Crimson Desert crawls on the M1 Max
Pearl Abyss's Crimson Desert launched yesterday with Mac support, but the M1 Max isn't on the spec sheet, and for good reason.
Crimson Desert dropped yesterday. Pearl Abyss's action-adventure title launched on macOS, PlayStation 5, Windows, and Xbox Series X/S on March 19, 2026. The reception has been mixed, some users reporting that Intel GPU owners are unable to play the game at all and frequent stutters on the PC version reported even with high end rigs.
The Mac spec sheet is interesting. Take a look:

The M1 generation is nowhere to be found. The minimum listed chip is the M2 Pro for 720p/30fps, scaling up to M3 Ultra and M4 Max for 4K/60fps. Yet the apple app store lists M1 or newer as the requirements to run.
Ray tracing support starts at M3 and the game requires 16GB of RAM and 150GB of storage.
I have a 14" MacBook Pro (late 2021) with the full 32-core M1 Max and 64GB of unified memory. In raw Metal compute, the M1 Max scores 111,641 versus the M4 Pro's 110,229. The compute is there, but Apple added hardware ray tracing and mesh shading in the M3 generation, so the M1 Max is missing architectural features that newer chips have.
The question is simple: does Crimson Desert run on the M1 Max, and if so, how well?
Short Answer
Yes, it runs, but barely.
I encountered one crash during testing, and a small graphical glitch that rendered terrain black for a brief moment as the character during the intro scene walked through a portal into the forest area. I was unable to achieve a compelling experience regardless of settings. Frame pacing is inconsistent, input latency is severe with framegen, and the motion feels off even when the framerate counter looks reasonable.

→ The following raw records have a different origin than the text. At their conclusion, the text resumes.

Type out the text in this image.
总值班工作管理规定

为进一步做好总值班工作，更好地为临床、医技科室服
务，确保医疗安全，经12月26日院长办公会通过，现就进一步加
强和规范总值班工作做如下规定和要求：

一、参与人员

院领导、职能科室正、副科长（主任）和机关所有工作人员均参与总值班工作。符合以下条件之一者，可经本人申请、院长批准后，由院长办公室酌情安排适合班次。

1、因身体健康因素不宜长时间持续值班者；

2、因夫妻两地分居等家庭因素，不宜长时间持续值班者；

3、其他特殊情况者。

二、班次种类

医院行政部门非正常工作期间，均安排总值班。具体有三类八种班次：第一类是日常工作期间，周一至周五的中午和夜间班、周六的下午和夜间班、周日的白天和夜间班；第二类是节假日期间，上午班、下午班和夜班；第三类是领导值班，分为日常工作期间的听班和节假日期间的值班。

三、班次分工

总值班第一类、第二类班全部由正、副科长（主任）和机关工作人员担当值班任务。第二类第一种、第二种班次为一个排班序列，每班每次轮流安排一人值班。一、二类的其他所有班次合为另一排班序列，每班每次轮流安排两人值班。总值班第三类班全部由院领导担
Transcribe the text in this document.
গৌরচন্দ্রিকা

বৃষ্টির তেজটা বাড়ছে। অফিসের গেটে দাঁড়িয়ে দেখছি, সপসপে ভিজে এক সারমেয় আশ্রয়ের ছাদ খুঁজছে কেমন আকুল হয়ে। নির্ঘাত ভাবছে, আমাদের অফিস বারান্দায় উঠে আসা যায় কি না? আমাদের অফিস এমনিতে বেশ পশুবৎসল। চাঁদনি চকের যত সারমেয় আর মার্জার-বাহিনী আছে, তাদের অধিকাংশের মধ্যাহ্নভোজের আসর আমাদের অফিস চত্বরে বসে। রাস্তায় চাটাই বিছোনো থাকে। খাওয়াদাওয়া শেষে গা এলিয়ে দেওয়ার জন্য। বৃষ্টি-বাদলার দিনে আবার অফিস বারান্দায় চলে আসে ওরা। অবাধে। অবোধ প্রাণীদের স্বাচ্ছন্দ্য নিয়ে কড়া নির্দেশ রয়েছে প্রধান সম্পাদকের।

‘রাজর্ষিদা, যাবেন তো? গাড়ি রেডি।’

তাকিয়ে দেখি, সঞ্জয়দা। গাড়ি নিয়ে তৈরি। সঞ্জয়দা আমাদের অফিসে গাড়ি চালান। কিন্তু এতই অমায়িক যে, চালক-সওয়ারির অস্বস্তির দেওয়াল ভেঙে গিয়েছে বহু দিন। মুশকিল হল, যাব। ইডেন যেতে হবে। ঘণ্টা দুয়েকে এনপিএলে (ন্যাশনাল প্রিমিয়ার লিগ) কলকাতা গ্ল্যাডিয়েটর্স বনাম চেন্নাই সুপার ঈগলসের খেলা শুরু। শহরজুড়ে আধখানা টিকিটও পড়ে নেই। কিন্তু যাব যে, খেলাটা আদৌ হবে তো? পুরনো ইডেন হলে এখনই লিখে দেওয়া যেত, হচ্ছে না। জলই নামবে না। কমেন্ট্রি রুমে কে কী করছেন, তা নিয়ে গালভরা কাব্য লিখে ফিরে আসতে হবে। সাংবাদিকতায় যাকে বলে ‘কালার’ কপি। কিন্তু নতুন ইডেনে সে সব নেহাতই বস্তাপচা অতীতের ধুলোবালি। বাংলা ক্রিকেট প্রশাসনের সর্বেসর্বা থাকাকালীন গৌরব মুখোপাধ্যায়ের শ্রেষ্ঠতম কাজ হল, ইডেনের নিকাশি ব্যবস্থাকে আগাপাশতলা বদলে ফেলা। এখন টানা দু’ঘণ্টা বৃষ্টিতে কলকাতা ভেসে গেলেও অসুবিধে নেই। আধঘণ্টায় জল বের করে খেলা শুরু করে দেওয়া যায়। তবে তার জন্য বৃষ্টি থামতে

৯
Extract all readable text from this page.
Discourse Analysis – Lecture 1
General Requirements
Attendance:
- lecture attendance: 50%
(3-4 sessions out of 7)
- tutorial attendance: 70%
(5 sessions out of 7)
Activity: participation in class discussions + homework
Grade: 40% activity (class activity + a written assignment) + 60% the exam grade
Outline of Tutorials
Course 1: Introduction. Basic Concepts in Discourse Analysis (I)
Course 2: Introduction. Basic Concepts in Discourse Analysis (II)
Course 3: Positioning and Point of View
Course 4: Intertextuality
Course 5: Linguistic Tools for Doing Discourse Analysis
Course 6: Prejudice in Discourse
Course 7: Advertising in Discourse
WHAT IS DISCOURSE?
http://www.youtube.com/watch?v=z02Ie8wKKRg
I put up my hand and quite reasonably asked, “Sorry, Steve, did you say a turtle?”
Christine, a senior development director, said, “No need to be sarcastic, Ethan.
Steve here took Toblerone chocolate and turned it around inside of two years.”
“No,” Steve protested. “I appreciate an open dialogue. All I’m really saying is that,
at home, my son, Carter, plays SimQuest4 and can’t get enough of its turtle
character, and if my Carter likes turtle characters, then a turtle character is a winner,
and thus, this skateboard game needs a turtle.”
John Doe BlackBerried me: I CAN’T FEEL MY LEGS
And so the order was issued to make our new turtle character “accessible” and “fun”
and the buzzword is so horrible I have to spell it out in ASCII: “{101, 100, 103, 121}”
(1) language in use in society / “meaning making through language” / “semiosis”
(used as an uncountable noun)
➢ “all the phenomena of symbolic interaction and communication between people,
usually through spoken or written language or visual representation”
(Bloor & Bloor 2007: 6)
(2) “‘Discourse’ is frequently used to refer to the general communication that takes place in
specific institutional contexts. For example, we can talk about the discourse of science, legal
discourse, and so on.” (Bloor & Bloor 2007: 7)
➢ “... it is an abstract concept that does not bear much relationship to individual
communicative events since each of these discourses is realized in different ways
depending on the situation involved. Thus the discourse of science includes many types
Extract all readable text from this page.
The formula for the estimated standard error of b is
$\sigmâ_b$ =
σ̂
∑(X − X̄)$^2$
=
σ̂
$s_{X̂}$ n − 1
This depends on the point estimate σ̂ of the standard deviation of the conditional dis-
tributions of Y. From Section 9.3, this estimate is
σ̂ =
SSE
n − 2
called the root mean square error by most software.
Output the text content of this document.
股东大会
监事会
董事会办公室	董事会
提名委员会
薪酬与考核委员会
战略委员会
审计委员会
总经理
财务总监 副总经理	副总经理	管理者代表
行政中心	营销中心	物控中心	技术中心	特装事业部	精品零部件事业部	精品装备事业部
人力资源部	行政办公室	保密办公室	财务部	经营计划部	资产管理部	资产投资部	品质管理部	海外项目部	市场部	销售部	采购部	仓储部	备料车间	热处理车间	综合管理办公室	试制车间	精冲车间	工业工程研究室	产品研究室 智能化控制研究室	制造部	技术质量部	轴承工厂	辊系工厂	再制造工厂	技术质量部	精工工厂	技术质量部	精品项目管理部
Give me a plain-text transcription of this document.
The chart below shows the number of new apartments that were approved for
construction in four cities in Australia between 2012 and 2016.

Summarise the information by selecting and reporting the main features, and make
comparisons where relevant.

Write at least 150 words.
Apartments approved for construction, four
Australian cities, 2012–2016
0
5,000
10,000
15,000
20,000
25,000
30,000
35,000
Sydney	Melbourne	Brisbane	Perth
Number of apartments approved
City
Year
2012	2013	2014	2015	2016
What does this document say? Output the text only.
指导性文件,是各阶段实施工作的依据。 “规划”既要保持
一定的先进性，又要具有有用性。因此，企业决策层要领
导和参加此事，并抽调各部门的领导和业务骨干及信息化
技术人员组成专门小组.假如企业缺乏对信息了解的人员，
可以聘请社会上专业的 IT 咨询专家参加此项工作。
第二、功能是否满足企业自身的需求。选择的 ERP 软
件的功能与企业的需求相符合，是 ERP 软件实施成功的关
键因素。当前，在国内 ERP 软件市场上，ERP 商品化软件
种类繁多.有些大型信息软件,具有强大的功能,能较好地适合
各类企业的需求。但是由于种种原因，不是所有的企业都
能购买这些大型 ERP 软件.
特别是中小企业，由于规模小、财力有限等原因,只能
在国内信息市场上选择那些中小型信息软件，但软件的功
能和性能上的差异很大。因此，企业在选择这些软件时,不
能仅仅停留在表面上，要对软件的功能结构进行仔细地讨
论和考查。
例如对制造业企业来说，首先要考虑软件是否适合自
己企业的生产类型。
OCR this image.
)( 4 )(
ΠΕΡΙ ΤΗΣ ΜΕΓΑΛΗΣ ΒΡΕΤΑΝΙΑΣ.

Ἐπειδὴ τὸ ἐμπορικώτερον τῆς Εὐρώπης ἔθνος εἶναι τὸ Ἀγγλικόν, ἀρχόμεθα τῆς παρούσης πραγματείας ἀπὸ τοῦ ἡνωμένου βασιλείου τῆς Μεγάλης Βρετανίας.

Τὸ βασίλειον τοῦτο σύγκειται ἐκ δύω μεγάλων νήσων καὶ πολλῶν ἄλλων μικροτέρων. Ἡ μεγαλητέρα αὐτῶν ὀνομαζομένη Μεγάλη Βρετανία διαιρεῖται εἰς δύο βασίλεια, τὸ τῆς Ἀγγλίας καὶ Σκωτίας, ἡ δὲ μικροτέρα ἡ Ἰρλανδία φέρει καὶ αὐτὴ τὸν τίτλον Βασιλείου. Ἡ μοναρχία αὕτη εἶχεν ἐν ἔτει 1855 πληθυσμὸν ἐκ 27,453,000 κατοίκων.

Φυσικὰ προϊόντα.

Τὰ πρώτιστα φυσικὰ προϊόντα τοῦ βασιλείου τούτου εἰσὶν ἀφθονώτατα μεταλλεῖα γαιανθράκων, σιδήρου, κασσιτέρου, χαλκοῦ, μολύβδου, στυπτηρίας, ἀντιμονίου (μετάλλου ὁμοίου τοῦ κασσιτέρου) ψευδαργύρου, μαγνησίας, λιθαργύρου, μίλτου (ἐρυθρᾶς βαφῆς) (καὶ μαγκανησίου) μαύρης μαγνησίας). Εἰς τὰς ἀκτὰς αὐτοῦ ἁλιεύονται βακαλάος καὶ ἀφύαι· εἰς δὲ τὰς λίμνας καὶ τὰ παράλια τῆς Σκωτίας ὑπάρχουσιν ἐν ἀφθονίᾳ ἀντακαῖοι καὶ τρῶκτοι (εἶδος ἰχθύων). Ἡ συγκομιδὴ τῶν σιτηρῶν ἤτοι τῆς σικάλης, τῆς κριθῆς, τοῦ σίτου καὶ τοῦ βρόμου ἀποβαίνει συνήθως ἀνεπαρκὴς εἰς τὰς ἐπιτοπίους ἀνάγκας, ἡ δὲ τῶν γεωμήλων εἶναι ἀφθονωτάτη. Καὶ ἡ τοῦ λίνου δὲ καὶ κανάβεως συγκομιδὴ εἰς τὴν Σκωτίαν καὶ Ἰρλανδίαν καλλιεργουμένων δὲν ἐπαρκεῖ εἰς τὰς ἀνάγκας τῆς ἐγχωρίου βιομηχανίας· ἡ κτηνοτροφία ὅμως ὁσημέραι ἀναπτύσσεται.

I wouldn't recommend the M1 Max for playing Crimson Desert in it's current state at all.
"For This Mac" Settings
The game's auto-detect for the M1 Max landed on the Minimum quality preset and, interestingly, switched the resolution to 900p rather than native or 1080p. With MetalFX and frame generation enabled at these settings, the game couldn't hold 60fps during the intro sequence, dipping to as low as 45fps in places. Input latency was severe enough that simply walking around felt like remotely controlling a character from another continent.
The Real Problem
Even at higher frame rates, the experience doesn't improve meaningfully. Camera rotation and character movement have inconsistent motion pacing that makes the game feel janky regardless of what the FPS counter reads. Combined with the input latency, the result is something that technically runs but doesn't feel good to play.
The A18 Pro is Smoother
Here's the surprising part. I tested Crimson Desert on the MacBook Neo with the A18 Pro, a chip with far less GPU compute than the M1 Max. At 1080p Minimum with no upscaling, the A18 Pro managed just 9fps. Even with MetalFX Ultra Performance and frame generation, it doesn't break 30fps unless the resolution is dropped to 720p.
And yet, the experience is noticeably smoother. The frame pacing issues that plague the M1 Max simply aren't present on the A18 Pro. Despite achieving much lower framerates, the motion is more consistent and less jarring to play.
This points to something architectural rather than raw performance. The A18 Pro is built on a newer process with hardware features the M1 Max lacks, including accelerated mesh shading and hardware ray tracing support. My hypothesis is that the M1 Max's older architecture and limited per-core performance are creating a bottleneck that prevents the game from pacing frames correctly. The GPU has enough aggregate compute to push pixels, but the pipeline can't deliver them smoothly.
It's a reminder that raw TFLOPS don't tell the whole story. The M1 Max might match or exceed the M4 Pro in synthetic compute benchmarks, but modern game engines increasingly depend on architectural features that simply don't exist on the M1 generation.
Although I captured telemetry via powermetrics in macOS, I don't trust the numbers as combined system power reported 20 watts during the testing but power from the wall was ~80w using an official Apple 140W USB-C charger and magsafe connection.